In 1987 we received a phone call from Australian High Commission to resubmit our application for migration which we did together with other procedures as required by them, like medical, police clearance etc. We got an approval for migration to Australia. Regretfully I had to dismantle all my achievements in Kenya and prepare to adopt another home. We arrived in Sydney May 25th 1988. My wife had a job within a week not too far from our home at a hospital as a nurse. For the next six months I had no work in Sydney but plenty of work in Kenya so I went twice back to Kenya for major dam sites investigations. On a return journey took a good look at Perth in a stopover and moved there in early 1989. Perth hosts one of the largest assemblages of mining companies with numerous exploration and mining projects in all kinds of minerals. But the industry is extremely conservative, and personnel from other states are resented by the locals.

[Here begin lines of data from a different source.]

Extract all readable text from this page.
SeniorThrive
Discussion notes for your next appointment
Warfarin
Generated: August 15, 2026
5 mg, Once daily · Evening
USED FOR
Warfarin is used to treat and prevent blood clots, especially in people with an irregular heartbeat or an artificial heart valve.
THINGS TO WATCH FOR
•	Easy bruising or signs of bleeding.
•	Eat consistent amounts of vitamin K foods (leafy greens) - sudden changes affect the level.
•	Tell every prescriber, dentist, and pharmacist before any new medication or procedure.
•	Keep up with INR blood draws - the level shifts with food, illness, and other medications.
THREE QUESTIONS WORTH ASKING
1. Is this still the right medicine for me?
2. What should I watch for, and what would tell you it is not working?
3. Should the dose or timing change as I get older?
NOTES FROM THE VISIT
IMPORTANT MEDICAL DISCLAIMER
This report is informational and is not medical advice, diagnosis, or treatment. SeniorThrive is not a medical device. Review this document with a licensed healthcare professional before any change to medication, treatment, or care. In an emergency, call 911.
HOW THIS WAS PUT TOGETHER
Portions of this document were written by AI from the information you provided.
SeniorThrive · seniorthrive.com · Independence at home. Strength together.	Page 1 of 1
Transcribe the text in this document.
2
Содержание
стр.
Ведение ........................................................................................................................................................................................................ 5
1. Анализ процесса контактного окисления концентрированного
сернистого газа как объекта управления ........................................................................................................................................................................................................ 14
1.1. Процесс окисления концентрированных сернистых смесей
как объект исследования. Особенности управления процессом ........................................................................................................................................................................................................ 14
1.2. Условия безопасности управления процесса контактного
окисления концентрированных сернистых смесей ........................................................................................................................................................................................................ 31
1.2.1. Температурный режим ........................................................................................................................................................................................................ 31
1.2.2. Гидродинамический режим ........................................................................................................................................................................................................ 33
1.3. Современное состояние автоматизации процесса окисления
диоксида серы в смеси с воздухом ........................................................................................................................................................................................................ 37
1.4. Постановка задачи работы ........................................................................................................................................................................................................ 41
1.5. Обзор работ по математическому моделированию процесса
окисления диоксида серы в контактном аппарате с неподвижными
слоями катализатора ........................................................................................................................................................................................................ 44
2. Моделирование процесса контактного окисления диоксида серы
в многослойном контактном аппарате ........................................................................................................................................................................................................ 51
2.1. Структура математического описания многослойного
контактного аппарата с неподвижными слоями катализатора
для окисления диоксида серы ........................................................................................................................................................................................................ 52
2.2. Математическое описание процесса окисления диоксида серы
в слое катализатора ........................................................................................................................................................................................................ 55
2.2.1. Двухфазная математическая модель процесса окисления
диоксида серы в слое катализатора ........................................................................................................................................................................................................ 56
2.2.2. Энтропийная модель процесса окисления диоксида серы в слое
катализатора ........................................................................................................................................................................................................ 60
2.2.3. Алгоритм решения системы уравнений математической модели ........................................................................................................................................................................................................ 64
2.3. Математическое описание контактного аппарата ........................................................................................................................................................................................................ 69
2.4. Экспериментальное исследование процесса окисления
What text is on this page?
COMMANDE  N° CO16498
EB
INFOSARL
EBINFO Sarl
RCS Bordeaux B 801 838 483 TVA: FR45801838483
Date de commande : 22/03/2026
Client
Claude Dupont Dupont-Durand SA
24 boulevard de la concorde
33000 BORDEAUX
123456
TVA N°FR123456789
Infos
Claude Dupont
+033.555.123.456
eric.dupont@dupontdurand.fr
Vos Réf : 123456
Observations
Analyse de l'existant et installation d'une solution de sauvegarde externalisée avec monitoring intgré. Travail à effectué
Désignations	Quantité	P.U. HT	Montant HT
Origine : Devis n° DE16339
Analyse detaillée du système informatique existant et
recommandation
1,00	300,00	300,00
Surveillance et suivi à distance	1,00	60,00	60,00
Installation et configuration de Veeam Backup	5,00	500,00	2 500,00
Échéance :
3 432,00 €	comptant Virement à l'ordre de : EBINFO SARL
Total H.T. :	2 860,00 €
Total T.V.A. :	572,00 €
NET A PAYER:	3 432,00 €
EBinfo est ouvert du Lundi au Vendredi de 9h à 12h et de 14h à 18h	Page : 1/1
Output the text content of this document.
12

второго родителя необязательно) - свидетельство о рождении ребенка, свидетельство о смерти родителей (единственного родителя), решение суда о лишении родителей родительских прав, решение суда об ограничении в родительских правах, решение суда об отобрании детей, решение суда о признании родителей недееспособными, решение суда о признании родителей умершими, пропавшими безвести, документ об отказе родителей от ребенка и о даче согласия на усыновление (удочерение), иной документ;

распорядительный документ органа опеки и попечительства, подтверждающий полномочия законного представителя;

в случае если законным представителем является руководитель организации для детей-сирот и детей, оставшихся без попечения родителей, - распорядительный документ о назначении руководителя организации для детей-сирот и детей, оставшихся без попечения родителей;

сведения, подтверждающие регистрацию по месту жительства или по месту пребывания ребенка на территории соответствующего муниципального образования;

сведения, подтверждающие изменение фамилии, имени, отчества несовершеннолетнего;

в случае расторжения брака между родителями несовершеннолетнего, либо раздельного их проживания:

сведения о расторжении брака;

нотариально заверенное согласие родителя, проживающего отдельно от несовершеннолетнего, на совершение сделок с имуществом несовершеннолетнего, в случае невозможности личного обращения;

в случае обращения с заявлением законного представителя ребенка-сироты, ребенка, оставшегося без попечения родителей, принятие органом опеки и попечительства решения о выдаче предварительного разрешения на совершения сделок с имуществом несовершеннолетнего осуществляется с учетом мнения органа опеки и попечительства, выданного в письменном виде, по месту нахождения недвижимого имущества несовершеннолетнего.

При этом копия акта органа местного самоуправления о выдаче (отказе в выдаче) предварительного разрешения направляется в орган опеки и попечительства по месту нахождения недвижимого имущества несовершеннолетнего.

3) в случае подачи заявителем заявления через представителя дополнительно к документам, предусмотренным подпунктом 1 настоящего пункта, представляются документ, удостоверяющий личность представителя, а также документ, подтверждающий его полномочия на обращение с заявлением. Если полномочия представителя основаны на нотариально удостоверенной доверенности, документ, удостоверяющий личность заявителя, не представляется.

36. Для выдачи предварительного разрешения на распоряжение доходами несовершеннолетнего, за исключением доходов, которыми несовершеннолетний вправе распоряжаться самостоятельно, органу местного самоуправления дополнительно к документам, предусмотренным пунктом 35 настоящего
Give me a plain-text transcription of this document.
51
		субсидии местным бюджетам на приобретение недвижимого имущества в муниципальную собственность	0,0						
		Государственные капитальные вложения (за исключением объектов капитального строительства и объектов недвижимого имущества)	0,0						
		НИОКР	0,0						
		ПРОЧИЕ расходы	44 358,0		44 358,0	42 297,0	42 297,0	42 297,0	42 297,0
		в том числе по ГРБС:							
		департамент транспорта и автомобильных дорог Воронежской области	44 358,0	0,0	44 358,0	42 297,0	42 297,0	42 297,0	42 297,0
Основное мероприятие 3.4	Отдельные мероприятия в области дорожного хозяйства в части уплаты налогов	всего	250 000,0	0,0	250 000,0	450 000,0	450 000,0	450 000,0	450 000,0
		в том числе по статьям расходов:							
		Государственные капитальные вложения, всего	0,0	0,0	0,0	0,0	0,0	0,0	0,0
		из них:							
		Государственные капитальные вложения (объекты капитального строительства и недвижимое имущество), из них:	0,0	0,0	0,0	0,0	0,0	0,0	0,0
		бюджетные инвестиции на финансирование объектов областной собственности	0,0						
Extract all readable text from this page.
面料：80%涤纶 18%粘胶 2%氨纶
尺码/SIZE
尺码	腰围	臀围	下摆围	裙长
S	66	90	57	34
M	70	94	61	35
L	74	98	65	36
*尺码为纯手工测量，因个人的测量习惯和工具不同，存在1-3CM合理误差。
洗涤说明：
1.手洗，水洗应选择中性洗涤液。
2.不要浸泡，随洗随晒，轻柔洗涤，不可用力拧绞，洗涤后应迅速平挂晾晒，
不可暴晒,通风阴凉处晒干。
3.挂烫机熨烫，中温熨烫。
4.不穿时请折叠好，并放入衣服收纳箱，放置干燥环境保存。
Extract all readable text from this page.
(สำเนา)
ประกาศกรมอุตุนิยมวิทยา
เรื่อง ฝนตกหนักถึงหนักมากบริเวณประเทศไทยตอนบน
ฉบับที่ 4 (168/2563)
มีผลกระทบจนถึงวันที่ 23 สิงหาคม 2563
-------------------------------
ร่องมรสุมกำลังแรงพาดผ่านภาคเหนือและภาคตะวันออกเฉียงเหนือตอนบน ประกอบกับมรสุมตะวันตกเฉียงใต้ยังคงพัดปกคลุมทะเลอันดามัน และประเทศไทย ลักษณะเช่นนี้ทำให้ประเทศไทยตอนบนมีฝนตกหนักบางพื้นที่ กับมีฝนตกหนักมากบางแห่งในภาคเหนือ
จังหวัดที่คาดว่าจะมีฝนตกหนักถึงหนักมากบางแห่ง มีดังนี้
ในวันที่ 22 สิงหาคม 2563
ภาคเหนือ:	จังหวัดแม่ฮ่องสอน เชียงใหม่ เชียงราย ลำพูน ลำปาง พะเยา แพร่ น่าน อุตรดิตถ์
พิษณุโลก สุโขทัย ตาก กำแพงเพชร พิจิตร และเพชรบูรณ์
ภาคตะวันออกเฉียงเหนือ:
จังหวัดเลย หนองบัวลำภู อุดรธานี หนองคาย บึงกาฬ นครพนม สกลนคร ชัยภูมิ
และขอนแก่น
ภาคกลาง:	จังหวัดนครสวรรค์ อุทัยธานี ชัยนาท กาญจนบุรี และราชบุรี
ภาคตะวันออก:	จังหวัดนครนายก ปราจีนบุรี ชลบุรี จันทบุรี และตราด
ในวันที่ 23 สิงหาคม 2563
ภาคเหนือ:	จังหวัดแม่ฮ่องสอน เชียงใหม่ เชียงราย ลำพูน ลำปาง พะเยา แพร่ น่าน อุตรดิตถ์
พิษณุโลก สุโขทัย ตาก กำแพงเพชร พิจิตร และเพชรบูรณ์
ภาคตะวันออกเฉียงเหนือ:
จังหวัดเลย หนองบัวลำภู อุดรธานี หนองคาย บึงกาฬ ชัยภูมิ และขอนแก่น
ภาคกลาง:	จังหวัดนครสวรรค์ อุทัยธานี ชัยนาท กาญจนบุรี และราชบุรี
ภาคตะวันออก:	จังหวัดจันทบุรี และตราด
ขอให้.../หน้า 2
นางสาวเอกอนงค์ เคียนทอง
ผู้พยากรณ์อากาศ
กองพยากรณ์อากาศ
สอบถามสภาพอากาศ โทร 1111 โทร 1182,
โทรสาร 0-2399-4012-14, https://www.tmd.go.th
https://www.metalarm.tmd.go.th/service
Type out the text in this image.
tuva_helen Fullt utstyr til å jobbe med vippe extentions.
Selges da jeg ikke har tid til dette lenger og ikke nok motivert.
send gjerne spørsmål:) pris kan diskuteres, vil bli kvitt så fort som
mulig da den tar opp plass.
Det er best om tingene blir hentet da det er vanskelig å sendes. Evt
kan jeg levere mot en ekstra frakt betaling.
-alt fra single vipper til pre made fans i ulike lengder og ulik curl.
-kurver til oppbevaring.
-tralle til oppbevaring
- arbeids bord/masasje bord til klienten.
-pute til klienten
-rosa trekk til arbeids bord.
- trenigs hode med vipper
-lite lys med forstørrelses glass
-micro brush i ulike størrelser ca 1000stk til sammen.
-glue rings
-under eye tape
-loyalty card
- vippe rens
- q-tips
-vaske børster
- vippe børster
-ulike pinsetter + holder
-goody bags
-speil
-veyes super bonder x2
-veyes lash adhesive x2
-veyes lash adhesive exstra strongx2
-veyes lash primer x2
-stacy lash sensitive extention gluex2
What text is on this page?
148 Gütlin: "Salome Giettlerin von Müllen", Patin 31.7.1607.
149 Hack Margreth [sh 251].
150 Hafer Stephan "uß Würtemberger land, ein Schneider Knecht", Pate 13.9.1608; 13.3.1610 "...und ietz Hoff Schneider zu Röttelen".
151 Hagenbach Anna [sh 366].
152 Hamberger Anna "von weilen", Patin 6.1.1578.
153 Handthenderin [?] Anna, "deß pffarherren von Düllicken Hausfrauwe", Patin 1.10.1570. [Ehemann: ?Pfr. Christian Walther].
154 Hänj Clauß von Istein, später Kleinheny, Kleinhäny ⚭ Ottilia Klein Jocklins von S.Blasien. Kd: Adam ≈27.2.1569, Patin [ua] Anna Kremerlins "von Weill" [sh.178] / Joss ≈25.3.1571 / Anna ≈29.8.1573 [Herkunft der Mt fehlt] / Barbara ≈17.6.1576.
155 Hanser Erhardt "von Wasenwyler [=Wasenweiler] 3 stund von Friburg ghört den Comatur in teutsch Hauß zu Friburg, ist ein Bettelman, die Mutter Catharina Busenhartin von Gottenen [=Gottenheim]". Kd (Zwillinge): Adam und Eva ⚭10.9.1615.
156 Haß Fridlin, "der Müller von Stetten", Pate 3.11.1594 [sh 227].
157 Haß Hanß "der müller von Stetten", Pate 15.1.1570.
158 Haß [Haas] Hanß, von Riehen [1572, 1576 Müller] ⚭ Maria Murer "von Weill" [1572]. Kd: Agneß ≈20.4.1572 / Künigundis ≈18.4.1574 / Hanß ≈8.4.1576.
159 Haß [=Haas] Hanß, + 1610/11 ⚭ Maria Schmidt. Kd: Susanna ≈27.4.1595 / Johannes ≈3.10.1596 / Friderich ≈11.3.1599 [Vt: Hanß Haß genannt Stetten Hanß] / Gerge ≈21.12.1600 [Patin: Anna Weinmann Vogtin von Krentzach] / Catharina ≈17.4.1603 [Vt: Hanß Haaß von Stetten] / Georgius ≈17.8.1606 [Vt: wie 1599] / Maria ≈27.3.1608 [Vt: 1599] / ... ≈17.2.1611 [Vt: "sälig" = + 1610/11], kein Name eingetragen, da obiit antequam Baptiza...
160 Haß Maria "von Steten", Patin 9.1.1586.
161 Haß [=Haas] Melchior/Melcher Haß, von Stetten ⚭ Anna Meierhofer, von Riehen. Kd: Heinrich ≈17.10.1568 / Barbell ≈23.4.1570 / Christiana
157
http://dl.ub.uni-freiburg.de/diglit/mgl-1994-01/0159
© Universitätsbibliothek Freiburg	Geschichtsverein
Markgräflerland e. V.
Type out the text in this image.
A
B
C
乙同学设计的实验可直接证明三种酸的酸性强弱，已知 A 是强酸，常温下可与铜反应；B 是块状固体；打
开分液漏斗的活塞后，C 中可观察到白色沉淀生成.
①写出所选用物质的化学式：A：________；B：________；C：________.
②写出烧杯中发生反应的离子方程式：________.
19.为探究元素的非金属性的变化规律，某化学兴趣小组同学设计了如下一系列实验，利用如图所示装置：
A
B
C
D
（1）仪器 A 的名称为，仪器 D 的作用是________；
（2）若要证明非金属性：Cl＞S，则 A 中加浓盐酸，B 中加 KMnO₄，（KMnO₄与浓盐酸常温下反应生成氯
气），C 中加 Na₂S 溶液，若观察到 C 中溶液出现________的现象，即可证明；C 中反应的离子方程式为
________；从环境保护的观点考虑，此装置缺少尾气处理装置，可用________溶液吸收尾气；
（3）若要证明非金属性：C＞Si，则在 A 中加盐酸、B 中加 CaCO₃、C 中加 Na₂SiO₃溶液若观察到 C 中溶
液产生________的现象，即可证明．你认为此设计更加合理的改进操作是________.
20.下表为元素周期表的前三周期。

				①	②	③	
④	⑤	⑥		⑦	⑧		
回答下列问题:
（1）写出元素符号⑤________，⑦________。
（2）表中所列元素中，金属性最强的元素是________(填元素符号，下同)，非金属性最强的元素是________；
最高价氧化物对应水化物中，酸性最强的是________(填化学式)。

It was a major struggle to establish myself as a mine geologist after having been a geophysicist for quite a while in Kenya. Had a lucky break through a Kenyan connection and started off at a rock bottom scale at a gold mine. My duties started as a grade control and mapping geologist and in the latter I established a good reputation. From this experience work followed and had no problem except during the recessionary phases of the industry. After a couple of years of work the mining industry treated me well and was one of the highest paid contract mine and mine site exploration geologist. Continued to work at a diminishing pace until the age of 75 years.